With Swiss monetary policy on autopilot, the focus has shifted to fiscal policy, including the pension system. There has been much discussion recently about the Federal Council’s proposed reform of the public Old Age and Survivors’ Insurance (OASI). The aim is to consolidate the first pillar of the Swiss pension system in the face of the worsening financial imbalances, a trend that will intensify with rising population’s longevity. The Federal Council has proposed raising the retirement age for women to 65 to reduce OASI expenditure and increasing the VAT rate to increase revenues.
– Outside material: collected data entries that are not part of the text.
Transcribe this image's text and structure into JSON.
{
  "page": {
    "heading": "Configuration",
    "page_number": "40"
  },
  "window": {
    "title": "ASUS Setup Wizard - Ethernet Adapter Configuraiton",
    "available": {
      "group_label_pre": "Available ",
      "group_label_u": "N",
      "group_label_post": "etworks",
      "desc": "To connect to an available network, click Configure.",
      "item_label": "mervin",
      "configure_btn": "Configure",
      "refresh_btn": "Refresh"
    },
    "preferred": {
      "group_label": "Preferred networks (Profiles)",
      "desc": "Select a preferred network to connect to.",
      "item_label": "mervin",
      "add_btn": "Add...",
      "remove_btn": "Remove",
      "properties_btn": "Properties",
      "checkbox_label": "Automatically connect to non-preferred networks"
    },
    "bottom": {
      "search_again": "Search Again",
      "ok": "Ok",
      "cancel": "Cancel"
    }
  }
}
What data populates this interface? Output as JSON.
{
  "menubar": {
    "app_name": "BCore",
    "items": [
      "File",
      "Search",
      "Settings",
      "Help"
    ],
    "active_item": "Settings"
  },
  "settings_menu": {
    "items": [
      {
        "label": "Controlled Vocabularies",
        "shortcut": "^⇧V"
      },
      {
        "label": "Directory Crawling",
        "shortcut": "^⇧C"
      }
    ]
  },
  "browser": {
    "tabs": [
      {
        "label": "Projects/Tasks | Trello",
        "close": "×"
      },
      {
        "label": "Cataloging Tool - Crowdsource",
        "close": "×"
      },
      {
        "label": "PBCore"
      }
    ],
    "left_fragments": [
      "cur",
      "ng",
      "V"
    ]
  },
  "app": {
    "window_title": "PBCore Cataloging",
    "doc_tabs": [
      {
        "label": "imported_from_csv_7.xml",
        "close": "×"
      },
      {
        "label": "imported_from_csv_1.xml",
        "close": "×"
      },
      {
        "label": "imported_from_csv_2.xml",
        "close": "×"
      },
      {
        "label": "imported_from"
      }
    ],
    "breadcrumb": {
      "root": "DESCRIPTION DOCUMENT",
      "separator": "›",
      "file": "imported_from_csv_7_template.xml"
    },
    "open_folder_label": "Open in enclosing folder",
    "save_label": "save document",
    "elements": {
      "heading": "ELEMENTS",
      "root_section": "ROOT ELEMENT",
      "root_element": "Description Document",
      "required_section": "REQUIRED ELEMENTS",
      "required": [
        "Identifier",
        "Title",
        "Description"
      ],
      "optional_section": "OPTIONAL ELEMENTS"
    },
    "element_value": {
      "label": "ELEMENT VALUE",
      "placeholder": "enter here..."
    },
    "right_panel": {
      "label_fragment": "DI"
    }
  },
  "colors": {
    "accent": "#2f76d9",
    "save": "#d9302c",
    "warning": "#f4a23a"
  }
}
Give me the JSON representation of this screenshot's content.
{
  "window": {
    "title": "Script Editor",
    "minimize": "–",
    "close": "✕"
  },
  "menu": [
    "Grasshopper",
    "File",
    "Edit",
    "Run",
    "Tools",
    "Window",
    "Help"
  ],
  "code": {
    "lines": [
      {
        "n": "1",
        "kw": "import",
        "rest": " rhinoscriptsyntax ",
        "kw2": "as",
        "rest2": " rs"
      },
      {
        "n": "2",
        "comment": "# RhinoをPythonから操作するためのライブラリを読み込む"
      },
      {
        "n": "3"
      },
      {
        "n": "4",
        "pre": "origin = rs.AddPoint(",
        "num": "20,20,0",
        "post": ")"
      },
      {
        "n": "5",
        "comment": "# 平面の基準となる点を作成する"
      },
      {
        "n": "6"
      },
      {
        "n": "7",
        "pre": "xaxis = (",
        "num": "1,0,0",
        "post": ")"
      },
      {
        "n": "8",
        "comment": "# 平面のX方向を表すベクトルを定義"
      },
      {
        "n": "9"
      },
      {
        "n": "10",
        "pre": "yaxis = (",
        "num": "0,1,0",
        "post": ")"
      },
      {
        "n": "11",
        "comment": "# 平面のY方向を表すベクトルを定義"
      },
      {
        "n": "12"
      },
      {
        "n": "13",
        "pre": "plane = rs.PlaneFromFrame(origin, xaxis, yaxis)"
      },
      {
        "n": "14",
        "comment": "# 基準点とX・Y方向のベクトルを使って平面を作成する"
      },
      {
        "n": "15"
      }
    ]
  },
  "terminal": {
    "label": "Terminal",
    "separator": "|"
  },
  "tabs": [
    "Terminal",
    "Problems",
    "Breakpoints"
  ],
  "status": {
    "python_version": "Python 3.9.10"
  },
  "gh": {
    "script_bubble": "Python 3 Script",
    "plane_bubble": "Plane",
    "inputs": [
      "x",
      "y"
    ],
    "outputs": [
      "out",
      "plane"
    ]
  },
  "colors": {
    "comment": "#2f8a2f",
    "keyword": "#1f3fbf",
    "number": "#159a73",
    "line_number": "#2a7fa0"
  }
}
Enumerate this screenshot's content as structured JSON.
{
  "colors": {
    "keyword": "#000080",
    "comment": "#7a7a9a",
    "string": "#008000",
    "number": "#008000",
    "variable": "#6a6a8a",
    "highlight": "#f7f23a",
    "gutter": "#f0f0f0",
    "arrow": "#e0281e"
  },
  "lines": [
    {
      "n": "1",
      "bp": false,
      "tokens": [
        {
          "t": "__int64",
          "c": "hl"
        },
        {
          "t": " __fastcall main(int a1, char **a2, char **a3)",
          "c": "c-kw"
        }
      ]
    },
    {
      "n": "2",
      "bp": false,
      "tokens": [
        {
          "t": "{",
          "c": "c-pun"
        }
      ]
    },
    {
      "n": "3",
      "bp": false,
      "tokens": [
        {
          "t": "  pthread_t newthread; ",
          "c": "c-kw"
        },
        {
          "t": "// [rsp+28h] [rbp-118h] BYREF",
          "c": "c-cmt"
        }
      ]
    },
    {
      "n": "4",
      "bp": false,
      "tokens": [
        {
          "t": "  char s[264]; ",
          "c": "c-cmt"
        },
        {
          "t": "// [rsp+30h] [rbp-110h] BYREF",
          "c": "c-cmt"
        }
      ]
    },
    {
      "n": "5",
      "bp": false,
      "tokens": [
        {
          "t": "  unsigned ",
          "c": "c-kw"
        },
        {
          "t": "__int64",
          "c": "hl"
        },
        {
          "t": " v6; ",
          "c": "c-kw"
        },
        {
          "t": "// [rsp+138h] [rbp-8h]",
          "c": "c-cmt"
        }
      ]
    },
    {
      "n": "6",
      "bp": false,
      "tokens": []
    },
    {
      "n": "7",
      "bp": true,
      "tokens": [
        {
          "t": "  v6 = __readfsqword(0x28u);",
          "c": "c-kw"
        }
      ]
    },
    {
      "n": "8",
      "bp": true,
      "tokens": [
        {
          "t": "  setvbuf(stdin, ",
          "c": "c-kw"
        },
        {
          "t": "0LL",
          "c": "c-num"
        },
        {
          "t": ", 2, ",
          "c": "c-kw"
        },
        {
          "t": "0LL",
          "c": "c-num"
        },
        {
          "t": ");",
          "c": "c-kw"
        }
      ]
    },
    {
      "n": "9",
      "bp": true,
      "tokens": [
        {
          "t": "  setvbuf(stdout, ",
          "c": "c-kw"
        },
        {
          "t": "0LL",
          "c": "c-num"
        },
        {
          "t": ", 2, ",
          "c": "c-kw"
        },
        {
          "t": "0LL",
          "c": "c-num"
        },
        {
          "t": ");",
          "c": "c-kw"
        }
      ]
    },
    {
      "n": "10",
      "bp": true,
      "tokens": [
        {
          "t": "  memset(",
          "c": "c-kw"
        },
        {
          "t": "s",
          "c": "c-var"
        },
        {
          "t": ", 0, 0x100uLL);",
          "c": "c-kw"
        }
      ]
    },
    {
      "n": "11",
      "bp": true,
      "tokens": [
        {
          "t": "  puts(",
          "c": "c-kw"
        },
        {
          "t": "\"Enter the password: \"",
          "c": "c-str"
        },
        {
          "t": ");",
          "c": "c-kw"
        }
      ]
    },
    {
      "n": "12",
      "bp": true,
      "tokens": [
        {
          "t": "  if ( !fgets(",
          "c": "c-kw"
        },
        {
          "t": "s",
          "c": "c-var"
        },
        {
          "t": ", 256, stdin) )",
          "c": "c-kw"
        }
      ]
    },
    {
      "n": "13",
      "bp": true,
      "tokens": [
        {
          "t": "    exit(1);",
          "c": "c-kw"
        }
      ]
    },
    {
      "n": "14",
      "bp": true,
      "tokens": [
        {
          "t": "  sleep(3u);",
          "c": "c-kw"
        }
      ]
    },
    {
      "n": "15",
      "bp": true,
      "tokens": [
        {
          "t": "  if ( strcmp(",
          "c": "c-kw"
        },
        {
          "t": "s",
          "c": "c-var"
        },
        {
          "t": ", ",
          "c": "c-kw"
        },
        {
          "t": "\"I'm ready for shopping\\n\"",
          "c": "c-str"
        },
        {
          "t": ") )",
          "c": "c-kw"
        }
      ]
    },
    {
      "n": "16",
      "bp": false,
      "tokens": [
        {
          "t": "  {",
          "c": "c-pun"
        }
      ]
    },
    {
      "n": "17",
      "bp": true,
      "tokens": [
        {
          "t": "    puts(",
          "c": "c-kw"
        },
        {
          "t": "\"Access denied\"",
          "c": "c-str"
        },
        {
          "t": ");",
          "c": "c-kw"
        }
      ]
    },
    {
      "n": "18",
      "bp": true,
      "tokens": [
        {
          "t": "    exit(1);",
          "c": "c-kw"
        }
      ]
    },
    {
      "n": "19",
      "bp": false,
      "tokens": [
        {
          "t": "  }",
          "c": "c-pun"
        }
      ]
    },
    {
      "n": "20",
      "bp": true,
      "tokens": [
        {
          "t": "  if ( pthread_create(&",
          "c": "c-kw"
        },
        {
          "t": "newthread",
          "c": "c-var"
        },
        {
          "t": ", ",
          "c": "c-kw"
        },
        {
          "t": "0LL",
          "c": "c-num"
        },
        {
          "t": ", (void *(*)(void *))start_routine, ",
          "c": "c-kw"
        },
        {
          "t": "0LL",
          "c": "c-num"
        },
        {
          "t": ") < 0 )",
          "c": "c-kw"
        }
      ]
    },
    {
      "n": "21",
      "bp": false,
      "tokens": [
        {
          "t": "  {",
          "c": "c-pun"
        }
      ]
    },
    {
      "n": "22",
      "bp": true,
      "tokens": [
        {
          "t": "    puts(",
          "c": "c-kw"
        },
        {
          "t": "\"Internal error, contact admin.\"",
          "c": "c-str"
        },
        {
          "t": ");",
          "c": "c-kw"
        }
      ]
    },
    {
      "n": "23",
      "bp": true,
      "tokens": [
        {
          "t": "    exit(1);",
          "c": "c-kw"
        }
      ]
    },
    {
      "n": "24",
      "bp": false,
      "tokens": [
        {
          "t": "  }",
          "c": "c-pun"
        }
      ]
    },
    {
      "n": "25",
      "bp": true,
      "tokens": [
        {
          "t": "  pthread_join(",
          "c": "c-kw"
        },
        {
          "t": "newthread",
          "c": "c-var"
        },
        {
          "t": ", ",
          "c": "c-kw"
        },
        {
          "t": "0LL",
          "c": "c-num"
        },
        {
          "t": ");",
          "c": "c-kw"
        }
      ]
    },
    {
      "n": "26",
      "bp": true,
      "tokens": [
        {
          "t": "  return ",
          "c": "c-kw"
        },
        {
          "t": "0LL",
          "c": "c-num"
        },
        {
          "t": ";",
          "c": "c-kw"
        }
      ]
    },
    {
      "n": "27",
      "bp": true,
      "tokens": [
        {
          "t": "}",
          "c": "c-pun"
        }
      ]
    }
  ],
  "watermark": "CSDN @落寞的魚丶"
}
The retirement age of women would match that of men and the first cohorts of female workers affected would benefit from some compensation measures.

However, public opinion polls show a majority against the pension reform and it seems likely that, as in 2017, this attempt to consolidate the pension system will also be rejected if put to a referendum. Paradoxically, this may not be bad news.

The current reform proposal of the OASI is problematic in that it does not solve the underlying problem but merely contains the financial costs over the next decade, too short a horizon compared to demographic trends whose effects unfold over several decades. The reform would reduce the OASI cumulative deficit to 2031 by about CHF 10 bn compared to the CHF 23 bn estimated by the Federal Social Insurance Office under current legislation.

A more efficient and fairer solution would be to universally increase the retirement age and incentivise voluntary delayed retirement. Since the OASI was created in 1948, the Swiss retirement age has been 65 years even though the life expectancy at birth has risen by more than 15 years and now approaches 84 years. According to the United Nations, it will increase by about one year every decade for the rest of the century. At 60 years of age, life expectancy in Switzerland exceeds 25 years according to estimates by the Legatum Institute.

The relatively low retirement age and increasing life expectancy mean the replacement rate for Swiss workers is almost 20 percentage points below the OECD average. Raising the retirement age would increase pensions supporting welfare and personal consumption throughout the life cycle. For every year that the retirement age is raised above 65 years, total pension benefits, including the compulsory occupational pension plans, would increase by more than 5%. Less need for extra savings to supplement the pension income and lower taxation, for both households and corporates, would benefit private consumption and enhance the competitiveness of Swiss corporates.